This is a superbly cute book, which presents me with a problem. It means that it’s constantly endearing, which obviously is great, but at the same time I’m always aware that I’m reading it, so I have to work to develop the intimacy with the story that its themes and subject matter deserve.
And it’s properly weighty stuff: Mabel’s dad’s gone, and she blames herself for it. It’s a familiar premise, but Williamson explores it in ways that writers rarely do, poking into the logical but uncomfortable consequences of that terrible thought. Mabel gets to mull it over thoroughly, and we see some of the horrible dark places her mind visits.
Because this is a story and a writer who don’t shy away from the truths of anxiety, and there’s the value in this book, really: that Mabel’s going to end up holding the hand and being the comfort and light to – I believe – many pre-teens experiencing difficulties with loss, responsibility and victimization. On that basis alone, this is a must for school libraries (which must despair at the condescending self-help style of titles nudging their way into the market-place).

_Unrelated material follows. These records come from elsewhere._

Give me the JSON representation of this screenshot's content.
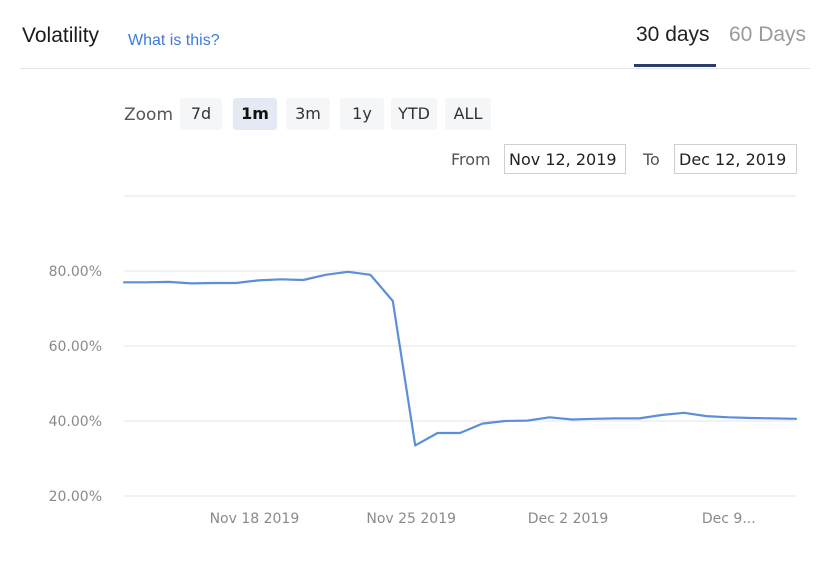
{
  "header": {
    "title": "Volatility",
    "help_link": "What is this?",
    "tabs": [
      {
        "label": "30 days",
        "active": true
      },
      {
        "label": "60 Days",
        "active": false
      }
    ]
  },
  "zoom": {
    "label": "Zoom",
    "options": [
      "7d",
      "1m",
      "3m",
      "1y",
      "YTD",
      "ALL"
    ],
    "selected": "1m"
  },
  "range": {
    "from_label": "From",
    "from_value": "Nov 12, 2019",
    "to_label": "To",
    "to_value": "Dec 12, 2019"
  },
  "colors": {
    "line": "#5b8fd8",
    "accent": "#2c3e66",
    "link": "#3d7bd9"
  },
  "chart_data": {
    "type": "line",
    "x": [
      "2019-11-12",
      "2019-11-13",
      "2019-11-14",
      "2019-11-15",
      "2019-11-16",
      "2019-11-17",
      "2019-11-18",
      "2019-11-19",
      "2019-11-20",
      "2019-11-21",
      "2019-11-22",
      "2019-11-23",
      "2019-11-24",
      "2019-11-25",
      "2019-11-26",
      "2019-11-27",
      "2019-11-28",
      "2019-11-29",
      "2019-11-30",
      "2019-12-01",
      "2019-12-02",
      "2019-12-03",
      "2019-12-04",
      "2019-12-05",
      "2019-12-06",
      "2019-12-07",
      "2019-12-08",
      "2019-12-09",
      "2019-12-10",
      "2019-12-11",
      "2019-12-12"
    ],
    "series": [
      {
        "values": [
          77.0,
          77.0,
          77.1,
          76.7,
          76.8,
          76.8,
          77.5,
          77.8,
          77.6,
          79.0,
          79.8,
          79.0,
          72.0,
          33.5,
          36.8,
          36.8,
          39.3,
          40.0,
          40.1,
          41.0,
          40.4,
          40.6,
          40.7,
          40.7,
          41.6,
          42.2,
          41.3,
          41.0,
          40.8,
          40.7,
          40.6
        ]
      }
    ],
    "x_tick_labels": [
      "Nov 18 2019",
      "Nov 25 2019",
      "Dec 2 2019",
      "Dec 9..."
    ],
    "y_tick_labels": [
      "20.00%",
      "40.00%",
      "60.00%",
      "80.00%"
    ],
    "y_ticks": [
      20,
      40,
      60,
      80
    ],
    "ylim": [
      20,
      100
    ],
    "grid": true,
    "legend": false
  }
}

So that’s the set-up, and that’s the direction. It’s explored within a fairly conventional arrangement – the recovering mum, the scarred older sister, mum’s trying-too-hard boyfriend, the class-room antagonist, the inspirational teacher – but it needs to be, because we can’t afford to be distracted from the proper service being done to Mabel’s interior life.
There’s an argument to be had as to whether the plot too conveniently mirrors Mabel’s journey and facilitates it, but I’m inclined to ignore that. Again it’s Mabel’s emotional journey that is the important thing, and it’s strong enough to sweep us along to a suitably victorious finish.
I like Williamson’s writing stylistically, but it does have a strong flavour. It may feel precocious to some readers, maybe a bit over-analytical, confessional, very heart-on-sleeve, but I imagine that more action-oriented readers will be opening up other books. I think if they do read this one, however, they will read to the end: Williamson is nicely witty, which is a very valuable alternative route to engaging the initially reluctant.
And getting this in front of all Year 5s and 6s would be a good thing to do. I’d hope a fair few would pick it up without prompting, but it is one of those books that surreptitiously will lay building blocks for empathy and self-believe in many young minds.
Finally, before I hog the entire page with this review, this may just be me – I hope it isn’t – but Mabel’s passion for astronomy opens up an endless store of perfect metaphors and allegories that I loved and appreciated.